Plus de 120 femmes et filles handicapées venues de différentes localités de la région ont pris part à cette rencontre riche en activités. Au programme, des séances de sensibilisation axées sur le thème : « Droits, justice pour toutes les femmes et filles ».
Les échanges ont permis de rappeler aux participantes leur droit à une participation pleine et entière au développement du pays au même titre que les autres citoyennes.
Un panel de discussion a également mis en lumière les nombreux défis auxquels font face les femmes handicapées dans la région des Savanes. Parmi les principales difficultés évoquées figurent le faible accès à l’emploi et leur sous-représentation dans les instances décisionnelles.
Autre temps fort ayant marqué la célébration, la distribution d’une dizaine de vélos aux participantes afin de faciliter leur mobilité.
En donnant le ton officiel des activités de la célébration, le secrétaire général de la préfecture de Tône, M. Kombaté Sanwogou, a salué cette initiative qu’il qualifie d’importante en ce sens qu’elle met en lumière une couche vulnérable, mais pleine de potentiel. Selon lui, cette action vient renforcer les efforts du gouvernement en matière de promotion des droits des femmes et d’inclusion des personnes handicapées.
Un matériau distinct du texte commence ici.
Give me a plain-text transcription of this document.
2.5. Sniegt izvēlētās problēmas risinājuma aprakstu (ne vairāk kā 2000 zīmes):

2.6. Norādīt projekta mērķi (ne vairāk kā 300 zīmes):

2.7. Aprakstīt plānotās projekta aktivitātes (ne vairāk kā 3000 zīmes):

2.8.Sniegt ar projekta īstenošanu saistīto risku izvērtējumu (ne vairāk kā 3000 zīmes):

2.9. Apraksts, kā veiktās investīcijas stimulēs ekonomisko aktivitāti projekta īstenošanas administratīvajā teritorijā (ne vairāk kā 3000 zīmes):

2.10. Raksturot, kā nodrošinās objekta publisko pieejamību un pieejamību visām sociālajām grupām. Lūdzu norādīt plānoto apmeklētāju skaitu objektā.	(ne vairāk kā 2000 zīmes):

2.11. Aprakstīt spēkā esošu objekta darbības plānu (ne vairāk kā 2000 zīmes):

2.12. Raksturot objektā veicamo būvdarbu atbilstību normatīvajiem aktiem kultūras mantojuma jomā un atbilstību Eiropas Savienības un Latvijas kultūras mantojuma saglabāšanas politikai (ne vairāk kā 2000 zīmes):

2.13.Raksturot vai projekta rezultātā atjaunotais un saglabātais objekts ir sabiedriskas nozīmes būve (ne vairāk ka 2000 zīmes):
Pour la directrice exécutive de l’A2FHV-S, Mme Françoise Dogomangue, la rénovation du centre d’écoute et son inauguration par le ministre, de l’action sociale, de la solidarité et de la promotion de la femme, madame Moni Sankardja constitue une avancée majeure. Elle exhorte les femmes à briser le silence et à dénoncer les violences dont elles sont victimes.
« Avec la situation sécuritaire actuelle, on observe une recrudescence des violences basées sur le genre. Beaucoup de victimes souffrent en silence faute d’espaces adaptés pour s’exprimer. Ce centre vient à point nommé pour les accueillir, les écouter et les accompagner », a-t-elle souligné.
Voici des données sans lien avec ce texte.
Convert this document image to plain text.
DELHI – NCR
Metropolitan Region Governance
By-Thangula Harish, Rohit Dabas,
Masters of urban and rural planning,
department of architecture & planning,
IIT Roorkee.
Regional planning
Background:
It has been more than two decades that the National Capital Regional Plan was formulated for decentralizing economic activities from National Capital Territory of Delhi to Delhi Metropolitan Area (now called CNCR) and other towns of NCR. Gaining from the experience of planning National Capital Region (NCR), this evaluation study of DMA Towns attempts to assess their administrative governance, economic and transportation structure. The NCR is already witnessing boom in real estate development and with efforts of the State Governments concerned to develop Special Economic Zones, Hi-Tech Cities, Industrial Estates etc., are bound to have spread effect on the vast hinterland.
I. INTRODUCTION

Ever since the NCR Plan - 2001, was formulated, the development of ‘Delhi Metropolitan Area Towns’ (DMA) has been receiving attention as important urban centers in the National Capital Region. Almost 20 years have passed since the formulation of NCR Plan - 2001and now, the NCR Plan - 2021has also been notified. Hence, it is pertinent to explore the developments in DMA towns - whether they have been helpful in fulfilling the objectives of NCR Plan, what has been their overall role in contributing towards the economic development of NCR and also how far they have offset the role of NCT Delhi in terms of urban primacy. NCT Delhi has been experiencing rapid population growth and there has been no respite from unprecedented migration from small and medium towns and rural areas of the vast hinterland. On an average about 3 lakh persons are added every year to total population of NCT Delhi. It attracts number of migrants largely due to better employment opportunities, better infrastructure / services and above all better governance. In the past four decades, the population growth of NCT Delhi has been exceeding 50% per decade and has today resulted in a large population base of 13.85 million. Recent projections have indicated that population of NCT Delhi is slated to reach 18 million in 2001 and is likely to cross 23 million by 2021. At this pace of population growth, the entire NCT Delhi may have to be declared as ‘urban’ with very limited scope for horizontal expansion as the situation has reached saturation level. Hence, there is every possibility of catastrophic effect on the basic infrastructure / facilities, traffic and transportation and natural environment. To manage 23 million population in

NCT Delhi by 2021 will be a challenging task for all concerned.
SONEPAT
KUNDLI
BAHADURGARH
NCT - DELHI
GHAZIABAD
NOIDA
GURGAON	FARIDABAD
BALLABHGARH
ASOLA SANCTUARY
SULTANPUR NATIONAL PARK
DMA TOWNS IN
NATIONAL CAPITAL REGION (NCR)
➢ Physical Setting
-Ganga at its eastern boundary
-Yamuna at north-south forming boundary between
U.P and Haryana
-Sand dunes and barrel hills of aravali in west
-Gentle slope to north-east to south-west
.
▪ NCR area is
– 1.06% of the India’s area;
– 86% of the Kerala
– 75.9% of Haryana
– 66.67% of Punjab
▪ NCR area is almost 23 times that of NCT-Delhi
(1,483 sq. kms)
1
Pour la réussite de cette initiative, l’A2FHV-S a bénéficié de l’accompagnement du Ministère de l’Action sociale, de la Solidarité et de la Promotion de la Femme et de l’appui technique et financier du Fonds des Nations Unies pour la population (UNFPA).
La journée s’est achevée dans une ambiance conviviale avec des activités sportives organisées sur le terrain du Collège Saint Paul de Nassablé.